Anyway, to make a short story longer, I'm just saying, we stood in the "rush" line and got in.

Rush lines can be good. You can catch up on your reading or get to know things about your friends as you stand there in bone chilling San Francisco wind, making conversation to stay warm. I learned these two things. Jane's hair treatment--she gets it straightened to fabulous effect, both visual and tactile--costs $550, and she has to have it done twice a year. I swear I don't think I even spend that much money on shoes. Maybe. No, definitely not. And Kristina once smuggled a bunch of money into some foreign country. Okay it was barely over the maximum amount, and it was for work, but still: glamorous. If we hadn't stood in line, I would not know these things.
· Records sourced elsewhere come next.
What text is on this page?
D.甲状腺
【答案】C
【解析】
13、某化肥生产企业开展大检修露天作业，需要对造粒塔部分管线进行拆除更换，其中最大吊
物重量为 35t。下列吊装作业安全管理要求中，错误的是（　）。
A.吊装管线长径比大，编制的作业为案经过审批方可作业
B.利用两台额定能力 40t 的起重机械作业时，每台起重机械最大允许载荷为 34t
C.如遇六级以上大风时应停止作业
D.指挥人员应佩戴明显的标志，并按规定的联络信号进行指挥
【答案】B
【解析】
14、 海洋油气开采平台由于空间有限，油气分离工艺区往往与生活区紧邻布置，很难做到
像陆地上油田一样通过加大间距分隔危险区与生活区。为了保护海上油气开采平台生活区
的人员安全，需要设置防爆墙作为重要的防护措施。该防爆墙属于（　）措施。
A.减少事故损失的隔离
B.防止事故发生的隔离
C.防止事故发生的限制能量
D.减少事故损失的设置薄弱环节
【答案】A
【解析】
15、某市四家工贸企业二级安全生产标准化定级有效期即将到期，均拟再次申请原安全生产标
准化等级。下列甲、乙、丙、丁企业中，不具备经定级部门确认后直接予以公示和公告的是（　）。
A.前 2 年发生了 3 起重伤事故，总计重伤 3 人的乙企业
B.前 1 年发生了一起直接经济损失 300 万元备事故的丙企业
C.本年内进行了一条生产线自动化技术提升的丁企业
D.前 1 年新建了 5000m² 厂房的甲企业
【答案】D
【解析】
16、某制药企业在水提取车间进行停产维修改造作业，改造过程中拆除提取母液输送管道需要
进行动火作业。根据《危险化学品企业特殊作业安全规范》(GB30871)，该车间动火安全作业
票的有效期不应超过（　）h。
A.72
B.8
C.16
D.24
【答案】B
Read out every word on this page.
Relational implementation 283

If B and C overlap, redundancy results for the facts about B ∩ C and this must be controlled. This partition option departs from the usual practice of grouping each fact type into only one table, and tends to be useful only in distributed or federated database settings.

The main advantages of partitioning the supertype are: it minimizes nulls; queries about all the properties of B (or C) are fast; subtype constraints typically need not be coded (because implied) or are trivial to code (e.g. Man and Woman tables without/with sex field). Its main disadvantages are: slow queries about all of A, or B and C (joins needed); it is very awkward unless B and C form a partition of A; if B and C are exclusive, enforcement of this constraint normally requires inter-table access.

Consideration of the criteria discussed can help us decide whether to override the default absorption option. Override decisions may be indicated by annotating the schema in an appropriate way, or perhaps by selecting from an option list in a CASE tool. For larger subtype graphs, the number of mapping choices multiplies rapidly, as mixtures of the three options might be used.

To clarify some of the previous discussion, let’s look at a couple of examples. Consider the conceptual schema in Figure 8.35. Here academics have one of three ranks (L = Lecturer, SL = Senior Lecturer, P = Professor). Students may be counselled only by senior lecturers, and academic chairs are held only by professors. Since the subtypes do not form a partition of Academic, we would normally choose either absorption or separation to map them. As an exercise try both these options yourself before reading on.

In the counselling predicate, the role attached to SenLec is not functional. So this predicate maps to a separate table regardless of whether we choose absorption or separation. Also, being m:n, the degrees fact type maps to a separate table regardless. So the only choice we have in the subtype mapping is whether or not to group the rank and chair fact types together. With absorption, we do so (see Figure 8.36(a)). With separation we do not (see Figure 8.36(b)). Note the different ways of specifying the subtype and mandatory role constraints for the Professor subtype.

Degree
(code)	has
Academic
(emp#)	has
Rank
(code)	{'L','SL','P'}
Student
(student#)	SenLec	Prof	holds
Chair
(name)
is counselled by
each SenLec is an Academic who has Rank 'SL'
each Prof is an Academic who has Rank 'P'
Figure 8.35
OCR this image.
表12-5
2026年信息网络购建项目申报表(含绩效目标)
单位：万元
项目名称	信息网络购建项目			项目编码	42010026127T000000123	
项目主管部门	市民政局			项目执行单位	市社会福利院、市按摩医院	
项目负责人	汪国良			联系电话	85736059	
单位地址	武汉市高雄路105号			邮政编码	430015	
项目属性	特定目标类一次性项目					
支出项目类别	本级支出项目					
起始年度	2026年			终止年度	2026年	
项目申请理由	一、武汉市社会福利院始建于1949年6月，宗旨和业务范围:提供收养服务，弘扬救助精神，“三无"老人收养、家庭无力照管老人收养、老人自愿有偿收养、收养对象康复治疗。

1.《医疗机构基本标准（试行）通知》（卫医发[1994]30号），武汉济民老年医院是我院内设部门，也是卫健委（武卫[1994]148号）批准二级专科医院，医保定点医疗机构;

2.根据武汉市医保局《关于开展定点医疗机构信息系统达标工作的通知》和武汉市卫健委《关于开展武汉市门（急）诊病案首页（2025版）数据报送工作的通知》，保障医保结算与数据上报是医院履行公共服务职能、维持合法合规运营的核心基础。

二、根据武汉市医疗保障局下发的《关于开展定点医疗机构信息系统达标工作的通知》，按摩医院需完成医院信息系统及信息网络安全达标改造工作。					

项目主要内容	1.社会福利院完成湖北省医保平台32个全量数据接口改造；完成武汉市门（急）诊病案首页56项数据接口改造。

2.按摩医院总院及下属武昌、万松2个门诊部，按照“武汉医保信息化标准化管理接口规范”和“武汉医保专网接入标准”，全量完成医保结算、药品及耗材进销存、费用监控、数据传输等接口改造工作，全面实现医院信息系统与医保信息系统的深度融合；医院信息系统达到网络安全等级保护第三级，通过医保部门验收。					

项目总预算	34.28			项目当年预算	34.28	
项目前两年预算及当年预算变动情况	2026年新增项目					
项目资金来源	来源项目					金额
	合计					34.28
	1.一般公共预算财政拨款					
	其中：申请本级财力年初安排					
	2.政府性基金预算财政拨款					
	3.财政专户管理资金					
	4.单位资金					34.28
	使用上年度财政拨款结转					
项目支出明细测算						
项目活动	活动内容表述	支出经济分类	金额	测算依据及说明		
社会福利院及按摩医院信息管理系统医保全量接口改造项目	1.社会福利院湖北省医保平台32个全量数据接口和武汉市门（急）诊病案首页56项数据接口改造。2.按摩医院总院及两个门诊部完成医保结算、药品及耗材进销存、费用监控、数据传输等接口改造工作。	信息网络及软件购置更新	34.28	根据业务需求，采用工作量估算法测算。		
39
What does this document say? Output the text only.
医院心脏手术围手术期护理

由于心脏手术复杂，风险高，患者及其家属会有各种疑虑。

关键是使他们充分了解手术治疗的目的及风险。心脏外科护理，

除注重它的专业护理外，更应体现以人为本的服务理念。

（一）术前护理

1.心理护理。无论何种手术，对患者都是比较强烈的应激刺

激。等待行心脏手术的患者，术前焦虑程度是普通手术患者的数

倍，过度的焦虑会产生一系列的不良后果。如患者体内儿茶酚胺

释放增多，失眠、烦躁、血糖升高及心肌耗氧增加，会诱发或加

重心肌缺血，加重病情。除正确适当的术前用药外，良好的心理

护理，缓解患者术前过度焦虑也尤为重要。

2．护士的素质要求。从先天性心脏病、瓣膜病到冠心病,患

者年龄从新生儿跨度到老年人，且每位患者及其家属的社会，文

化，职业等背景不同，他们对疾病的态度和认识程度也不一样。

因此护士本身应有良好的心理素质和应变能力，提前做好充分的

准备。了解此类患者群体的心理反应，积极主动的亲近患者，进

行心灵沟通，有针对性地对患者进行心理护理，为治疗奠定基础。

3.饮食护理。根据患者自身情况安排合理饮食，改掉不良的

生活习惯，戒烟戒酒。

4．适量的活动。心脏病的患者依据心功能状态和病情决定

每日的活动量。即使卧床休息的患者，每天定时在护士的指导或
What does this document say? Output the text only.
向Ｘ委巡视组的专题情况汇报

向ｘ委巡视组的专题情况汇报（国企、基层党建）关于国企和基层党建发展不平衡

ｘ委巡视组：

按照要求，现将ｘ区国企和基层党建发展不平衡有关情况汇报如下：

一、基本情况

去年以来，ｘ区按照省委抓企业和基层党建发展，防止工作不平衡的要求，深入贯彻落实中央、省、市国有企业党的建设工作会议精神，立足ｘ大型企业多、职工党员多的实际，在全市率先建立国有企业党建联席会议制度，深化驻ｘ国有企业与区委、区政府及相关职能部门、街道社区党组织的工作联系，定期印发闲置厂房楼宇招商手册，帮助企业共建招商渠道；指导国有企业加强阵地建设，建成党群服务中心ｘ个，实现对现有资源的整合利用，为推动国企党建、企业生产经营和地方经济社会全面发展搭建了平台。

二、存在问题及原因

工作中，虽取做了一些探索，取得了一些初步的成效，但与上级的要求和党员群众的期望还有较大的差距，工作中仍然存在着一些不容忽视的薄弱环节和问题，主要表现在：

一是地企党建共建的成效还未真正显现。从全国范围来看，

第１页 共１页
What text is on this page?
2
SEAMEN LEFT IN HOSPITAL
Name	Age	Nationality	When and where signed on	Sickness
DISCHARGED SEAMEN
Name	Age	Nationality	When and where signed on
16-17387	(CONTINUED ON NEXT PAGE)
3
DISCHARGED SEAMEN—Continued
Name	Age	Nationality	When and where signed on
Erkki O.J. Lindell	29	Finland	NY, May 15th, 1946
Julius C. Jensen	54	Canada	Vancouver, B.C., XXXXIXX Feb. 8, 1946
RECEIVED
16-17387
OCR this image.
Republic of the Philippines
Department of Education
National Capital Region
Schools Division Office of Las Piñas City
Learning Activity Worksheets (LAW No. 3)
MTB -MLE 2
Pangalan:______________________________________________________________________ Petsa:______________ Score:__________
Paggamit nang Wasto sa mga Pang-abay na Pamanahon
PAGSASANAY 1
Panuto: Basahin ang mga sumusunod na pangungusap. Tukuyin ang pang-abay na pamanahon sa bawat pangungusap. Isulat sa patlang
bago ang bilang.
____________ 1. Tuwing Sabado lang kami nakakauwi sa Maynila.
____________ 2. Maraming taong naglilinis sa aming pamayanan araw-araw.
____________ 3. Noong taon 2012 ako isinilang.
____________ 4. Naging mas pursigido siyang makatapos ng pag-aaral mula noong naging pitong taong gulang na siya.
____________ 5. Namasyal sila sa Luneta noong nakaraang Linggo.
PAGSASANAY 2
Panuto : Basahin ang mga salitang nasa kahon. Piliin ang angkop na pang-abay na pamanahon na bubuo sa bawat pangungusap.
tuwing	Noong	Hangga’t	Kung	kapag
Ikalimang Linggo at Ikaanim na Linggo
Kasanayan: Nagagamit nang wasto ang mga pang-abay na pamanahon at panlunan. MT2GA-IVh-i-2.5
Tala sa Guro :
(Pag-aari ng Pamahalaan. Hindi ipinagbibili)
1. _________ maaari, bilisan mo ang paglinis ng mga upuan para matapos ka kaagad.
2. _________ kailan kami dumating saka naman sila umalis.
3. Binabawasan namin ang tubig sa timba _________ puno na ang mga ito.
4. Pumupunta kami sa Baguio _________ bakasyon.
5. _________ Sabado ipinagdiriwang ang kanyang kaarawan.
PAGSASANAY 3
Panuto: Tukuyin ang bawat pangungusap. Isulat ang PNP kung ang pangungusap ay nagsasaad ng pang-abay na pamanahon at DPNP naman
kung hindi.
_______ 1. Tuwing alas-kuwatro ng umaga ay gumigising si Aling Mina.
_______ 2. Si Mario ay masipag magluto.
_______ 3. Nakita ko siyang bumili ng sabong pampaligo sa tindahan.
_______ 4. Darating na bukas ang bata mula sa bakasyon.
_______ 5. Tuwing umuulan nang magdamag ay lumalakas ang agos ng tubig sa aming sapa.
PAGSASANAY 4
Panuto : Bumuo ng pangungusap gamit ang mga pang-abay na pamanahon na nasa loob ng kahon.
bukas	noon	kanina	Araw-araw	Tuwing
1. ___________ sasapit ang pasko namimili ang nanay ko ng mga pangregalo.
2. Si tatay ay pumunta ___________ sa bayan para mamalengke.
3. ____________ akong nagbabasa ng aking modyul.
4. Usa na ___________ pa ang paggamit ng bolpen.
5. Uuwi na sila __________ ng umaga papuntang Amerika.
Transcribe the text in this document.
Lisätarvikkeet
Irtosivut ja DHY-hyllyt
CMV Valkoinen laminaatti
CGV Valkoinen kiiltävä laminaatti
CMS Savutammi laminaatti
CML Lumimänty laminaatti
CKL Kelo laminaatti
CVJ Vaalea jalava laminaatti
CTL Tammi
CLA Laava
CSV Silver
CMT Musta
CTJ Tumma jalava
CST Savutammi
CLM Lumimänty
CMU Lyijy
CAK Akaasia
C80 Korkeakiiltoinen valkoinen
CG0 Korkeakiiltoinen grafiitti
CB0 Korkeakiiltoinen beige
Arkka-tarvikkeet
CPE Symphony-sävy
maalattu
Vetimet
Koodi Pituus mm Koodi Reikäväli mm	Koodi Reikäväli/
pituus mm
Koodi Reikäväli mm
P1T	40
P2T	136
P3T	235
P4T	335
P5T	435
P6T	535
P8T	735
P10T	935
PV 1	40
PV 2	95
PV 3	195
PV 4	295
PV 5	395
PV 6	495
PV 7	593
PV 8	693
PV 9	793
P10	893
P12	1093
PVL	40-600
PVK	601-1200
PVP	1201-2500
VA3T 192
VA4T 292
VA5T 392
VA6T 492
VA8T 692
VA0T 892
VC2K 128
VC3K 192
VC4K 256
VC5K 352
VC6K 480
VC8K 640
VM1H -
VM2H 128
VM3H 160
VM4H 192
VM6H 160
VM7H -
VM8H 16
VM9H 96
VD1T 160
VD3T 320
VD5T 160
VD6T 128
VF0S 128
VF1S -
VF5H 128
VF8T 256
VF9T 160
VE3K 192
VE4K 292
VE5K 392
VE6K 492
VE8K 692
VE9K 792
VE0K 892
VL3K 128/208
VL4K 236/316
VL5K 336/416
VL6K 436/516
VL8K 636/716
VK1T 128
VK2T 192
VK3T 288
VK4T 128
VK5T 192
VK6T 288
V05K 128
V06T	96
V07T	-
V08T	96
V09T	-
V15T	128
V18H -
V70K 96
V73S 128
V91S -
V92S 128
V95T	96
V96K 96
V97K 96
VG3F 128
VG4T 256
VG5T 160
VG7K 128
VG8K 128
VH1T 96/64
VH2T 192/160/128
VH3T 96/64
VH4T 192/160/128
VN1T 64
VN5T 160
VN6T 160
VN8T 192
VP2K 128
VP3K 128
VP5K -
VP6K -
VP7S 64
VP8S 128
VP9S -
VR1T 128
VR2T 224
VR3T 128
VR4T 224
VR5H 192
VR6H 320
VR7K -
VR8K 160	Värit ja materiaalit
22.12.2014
Enough about that: on to weightier subjects. This is really a mini-review with a lot of fluff above, because this movie may not get wide distribution. But I'll make my comments general: the best kind of art experience, I've discovered, is one that mixes at least two art forms--musical theater for example, or a dramatic reading of a poem, or a prose poem for that matter (more accessible than a poem), or even a photograph with a strong narrative, a painting with some text, a dance that tells a story--you get my drift.

Brick Lane works as about three different art forms. As a film it is engaging, with a good plot, likable characters, good actors. It's the story of a Bangladeshi woman who moves to a drab street in London, Brick Lane, for an arranged marriage. It is a loveless marriage, but she endures; she misses her sister terribly, and they have an active correspondence over many, many years. Her sister's life, though wildly unpredictable, is at least full of romance and adventure. Still, her sister pines for an idyllic youth that she remembers as being full of laughter and natural beauty. Her memory edits out the poverty, death, and uncertainty that represented life in her Bangladeshi village. Her husband is feckless at best, and when he loses his job, she starts sewing to make ends meet. She meets a dashing young man who wakes her up sexually and politically, but who ultimately objectifies her ("you are the real thing: a simple girl from the village"--though she is no girl and clearly not simple). But to my point about genre-mixing, the film succeeds, because it has all the elements of a well-crafted film, but it is cinemagraphically magical--stunningly shot, especially the scenes in Bangladesh. And at times it morphs into poetry--the flashback scenes, the letters between sisters, an unlikely scene of a woman in a sari making a snow angel.

I loved this movie for the acting and the look of it, and how it worked as poetry and pure cinematography. Yes, it was sad but satisfyingly redemptive. I would say that every single character grows in some small way, as does each strand of Jane's hair, inspiring this haiku:

Jane's black locks
Shining in the rush line wind
Five Fifty??
See, even a blog entry can be two genres at once!